Umarmung vor der Kiss Cam
von Anna Ernst
aus drehscheibe 04/26
Der Fall
Während eines Konzerts in den USA filmt eine Kiss Cam zwei Besucher: den Geschäftsführer eines Tech-Start-ups und die Personalchefin des Unternehmens. Die Kamera zeigt beide in enger Umarmung und überträgt die Szene auf die Stadionleinwand. Was das Publikum zunächst als harmlosen Entertainment-Moment wahrnimmt, entpuppt sich als folgenreicher Zwischenfall: Die beiden hatten eine Affäre miteinander, die gegen interne Compliance-Regeln verstieß. Kurz darauf verlassen beide das Unternehmen. Ein deutscher Beitrag greift den Vorfall auf. Im Text wird der vollständige Name des Geschäftsführers genannt und das unverpixelte Gesicht der Personalchefin gezeigt. Ein Leser sieht darin einen Verstoß gegen Ziffer 8 (Schutz der Persönlichkeit) des Pressekodex. Die Frau sei bis dahin keine Person des öffentlichen Lebens gewesen, die identifizierende Darstellung verletze ihr Persönlichkeitsrecht. Andere Medien hätten den Vorfall zwar ebenfalls aufgegriffen, jedoch mit verpixelten Gesichtern oder ganz ohne Bildmaterial.
Die Redaktion
Die Beschwerdegegnerin betont, dass die Betroffenen sich auf einem öffentlichen Event befunden hätten, bei dem Aufnahmen erwartbar seien. Beide seien zentrale Figuren eines bekannten Unternehmens gewesen und hätten ihre Beziehung in der Öffentlichkeit gezeigt. Der Moment sei vom Sänger der Band live kommentiert worden, und der Vorfall habe zu einer öffentlichen Reaktion des Unternehmens geführt, inklusive Freistellungen und Rücktritt. Die Redaktion argumentiert, dass der Vorfall längst Teil einer medialen Debatte geworden sei. Die Affäre sei bereits zuvor in sozialen Medien viral gegangen; eine Anonymisierung hätte daher für das Umfeld der Betroffenen kaum mehr eine Schutzwirkung entfalten können.
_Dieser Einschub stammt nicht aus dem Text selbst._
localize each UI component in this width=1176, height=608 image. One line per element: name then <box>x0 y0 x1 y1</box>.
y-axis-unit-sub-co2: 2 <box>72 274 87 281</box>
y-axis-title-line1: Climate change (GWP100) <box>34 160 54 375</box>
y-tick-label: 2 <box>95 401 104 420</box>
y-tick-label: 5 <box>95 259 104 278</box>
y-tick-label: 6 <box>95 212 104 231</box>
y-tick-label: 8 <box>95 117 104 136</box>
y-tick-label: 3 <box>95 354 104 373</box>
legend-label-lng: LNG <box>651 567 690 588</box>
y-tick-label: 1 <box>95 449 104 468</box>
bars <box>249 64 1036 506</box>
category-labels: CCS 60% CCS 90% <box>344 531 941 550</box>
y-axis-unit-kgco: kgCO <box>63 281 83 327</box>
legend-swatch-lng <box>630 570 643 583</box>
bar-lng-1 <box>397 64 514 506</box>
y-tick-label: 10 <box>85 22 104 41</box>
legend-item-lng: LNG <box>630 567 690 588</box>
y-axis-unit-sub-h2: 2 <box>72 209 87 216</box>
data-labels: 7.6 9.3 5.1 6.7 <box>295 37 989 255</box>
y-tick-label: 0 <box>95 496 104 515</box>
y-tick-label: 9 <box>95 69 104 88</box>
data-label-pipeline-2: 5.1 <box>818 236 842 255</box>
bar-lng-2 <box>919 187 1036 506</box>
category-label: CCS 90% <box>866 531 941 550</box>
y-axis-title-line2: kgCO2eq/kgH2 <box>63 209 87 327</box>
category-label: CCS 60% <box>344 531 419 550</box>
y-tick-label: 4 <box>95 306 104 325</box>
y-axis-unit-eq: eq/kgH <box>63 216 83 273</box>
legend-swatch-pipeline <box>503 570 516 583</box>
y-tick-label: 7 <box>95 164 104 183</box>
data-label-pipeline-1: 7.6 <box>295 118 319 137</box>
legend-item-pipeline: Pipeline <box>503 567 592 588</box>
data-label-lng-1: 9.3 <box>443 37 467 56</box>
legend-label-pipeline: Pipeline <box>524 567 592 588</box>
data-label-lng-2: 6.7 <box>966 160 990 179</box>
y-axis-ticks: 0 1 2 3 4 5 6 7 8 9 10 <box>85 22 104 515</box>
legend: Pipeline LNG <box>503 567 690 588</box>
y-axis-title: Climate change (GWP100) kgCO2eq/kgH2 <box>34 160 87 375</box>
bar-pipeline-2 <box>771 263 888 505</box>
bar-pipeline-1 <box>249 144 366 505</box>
Auch deutsche Leitmedien hätten den Fall identifizierend aufgegriffen.
Das Ergebnis
Der Beschwerdeausschuss folgt mehrheitlich der Argumentation der Redaktion: Die Beschwerde ist unbegründet. Zwar handele es sich bei der Affäre um einen Vorgang aus der Privatsphäre. Die konkreten Umstände – das öffentliche Großevent, der Live-Kommentar des Sängers, die anschließenden Maßnahmen des Unternehmens sowie das starke öffentliche Interesse – hätten jedoch ein überwiegendes Informationsinteresse erzeugt. Zum Zeitpunkt der Berichterstattung seien die Betroffenen bereits Teil einer breiten gesellschaftlichen Diskussion gewesen. Die identifizierende Darstellung wertet der Ausschuss daher als presseethisch zulässig. Eine Verletzung der Persönlichkeitsrechte liege nicht vor.
Kodex
Ziffer 8 – Schutz der Persönlichkeit
Die Presse achtet das Privatleben des Menschen und seine informationelle Selbstbestimmung. Ist das Verhalten von öffentlichem Interesse, kann es in der Presse erörtert werden. Bei identifizierender Berichterstattung muss das Informationsinteresse der Öffentlichkeit die schutzwürdigen Interessen Betroffener überwiegen; reine Sensationsinteressen reichen nicht aus. Soweit eine Anonymisierung geboten ist, muss sie wirksam sein.